In basic terms, commercial strategy defines what is being bought during the procurement transaction. Decisions will be made around scope and reward models during this phase. Are we buying an input such as time? An output like a design? Or an outcome, for example, a solution for better process efficiency in construction? This is then overlaid with the most appropriate incentives – financial, repeat business and in future data monetisation, or perhaps a combination of all three.

All of this is settled before the procurement process/bid evaluation which is effectively the shopping and checkout process. For forward-thinking consultancy procurements, this should mean looking at value through three prisms - people/capability, data the consultant brings and technology at their disposal to conduct modelling, insight or analysis. Thereby assessing the participants’ ability to add value in a comprehensive way, not just whether they have suitably qualified staff.

Finally, performance management or the execution of the contract and meaningful measurement and reward of performance. Appointing the right organisations does not guarantee performance, there will be an ongoing need to assess performance and provide constructive feedback. The more sophisticated the approach to commercial strategy and incentivisation taken, the more robust the approach to performance management needs to be for the relationship to remain balanced.

Aligning these three areas is what sets apart the client and market relationships that deliver truly transformational value. Should they be out of sync, then it is most likely that the procurement will revert to a transaction based on cost and return to the status quo, failing both parties.

In practice how would this work at its most forward thinking? 

Let us consider a hypothetical example where a client has a programme of new MMC schools to construct and commissions a high quality ‘product’ design (output model) to be reconfigured for each project across the programme if the design performs well (outcome model). The incentive structure here is based on repeat business – the consultant won’t be paid extra if their design delivers better outcomes, but they will be rewarded with the reconfiguration opportunity.  

The bid assessment focuses on the three lenses - the competence and capability of the people, the additional data the consultant might be able to bring to measure and benchmark different aspects of the design to improve performance and finally the technology at their disposal to visualise the designs and deliver the reconfigurations in a productive way.  

Managing performance in this case becomes vitally important to fairly allocate the reconfiguration opportunities in a robust and transparent way. Given the commercial tension here, this phase actually needs to be clearly defined with full transparency during the procurement phase.

While much is made of the complexity of this system, the responsibility jointly sits with ourselves as consultants and with clients, to improve this process. It should not be left solely to procurement experts when we could be collectively engineering a better system across the three phases.
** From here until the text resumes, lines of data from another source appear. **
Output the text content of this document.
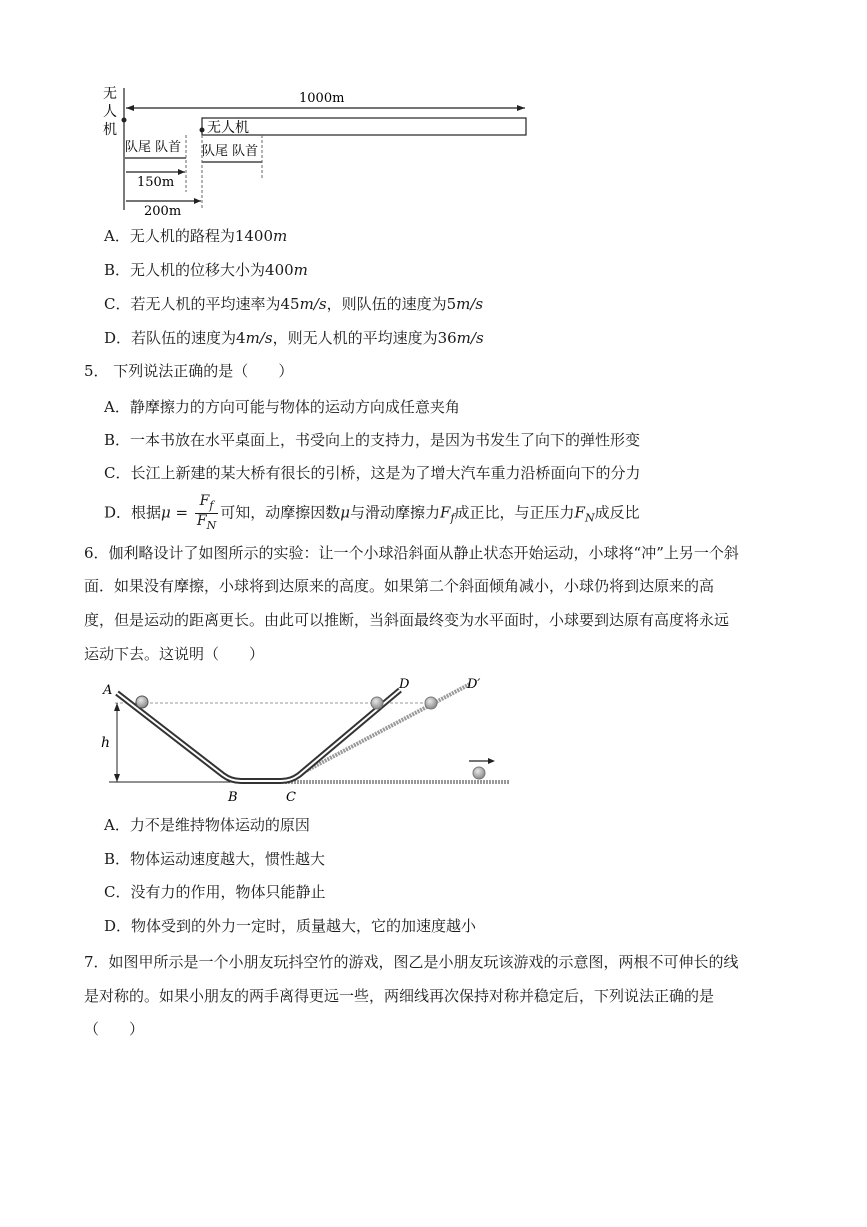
无
人
机
1000m
无人机
队尾 队首 队尾 队首
150m
200m
A．无人机的路程为1400m
B．无人机的位移大小为400m
C．若无人机的平均速率为45m/s，则队伍的速度为5m/s
D．若队伍的速度为4m/s，则无人机的平均速度为36m/s
5． 下列说法正确的是（　　）
A．静摩擦力的方向可能与物体的运动方向成任意夹角
B．一本书放在水平桌面上，书受向上的支持力，是因为书发生了向下的弹性形变
C．长江上新建的某大桥有很长的引桥，这是为了增大汽车重力沿桥面向下的分力
D．根据$\mu = \frac{F_f}{F_N}$ 可知，动摩擦因数μ与滑动摩擦力$F_f$成正比，与正压力$F_N$成反比
6．伽利略设计了如图所示的实验：让一个小球沿斜面从静止状态开始运动，小球将“冲”上另一个斜
面．如果没有摩擦，小球将到达原来的高度。如果第二个斜面倾角减小，小球仍将到达原来的高
度，但是运动的距离更长。由此可以推断，当斜面最终变为水平面时，小球要到达原有高度将永远
运动下去。这说明（　　）
h
A
B	C
D	D′
A．力不是维持物体运动的原因
B．物体运动速度越大，惯性越大
C．没有力的作用，物体只能静止
D．物体受到的外力一定时，质量越大，它的加速度越小
7．如图甲所示是一个小朋友玩抖空竹的游戏，图乙是小朋友玩该游戏的示意图，两根不可伸长的线
是对称的。如果小朋友的两手离得更远一些，两细线再次保持对称并稳定后，下列说法正确的是
（　　）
To help us on our journey, two new industry developments are in the pipeline. Firstly, the Value Toolkit, due to be launched on 26 April by the Construction Innovation Hub, will provide  structure for clients on how to approach this across projects. Meanwhile, at ACE we will soon be sharing detailed guidance and support for our members and their clients on how to apply this approach to get the best from the consultancy market. Named Consultancy 4.0, I will be sharing more details of this project soon.

Hannah Vickers is chief executive of the Association for Consultancy and Engineering.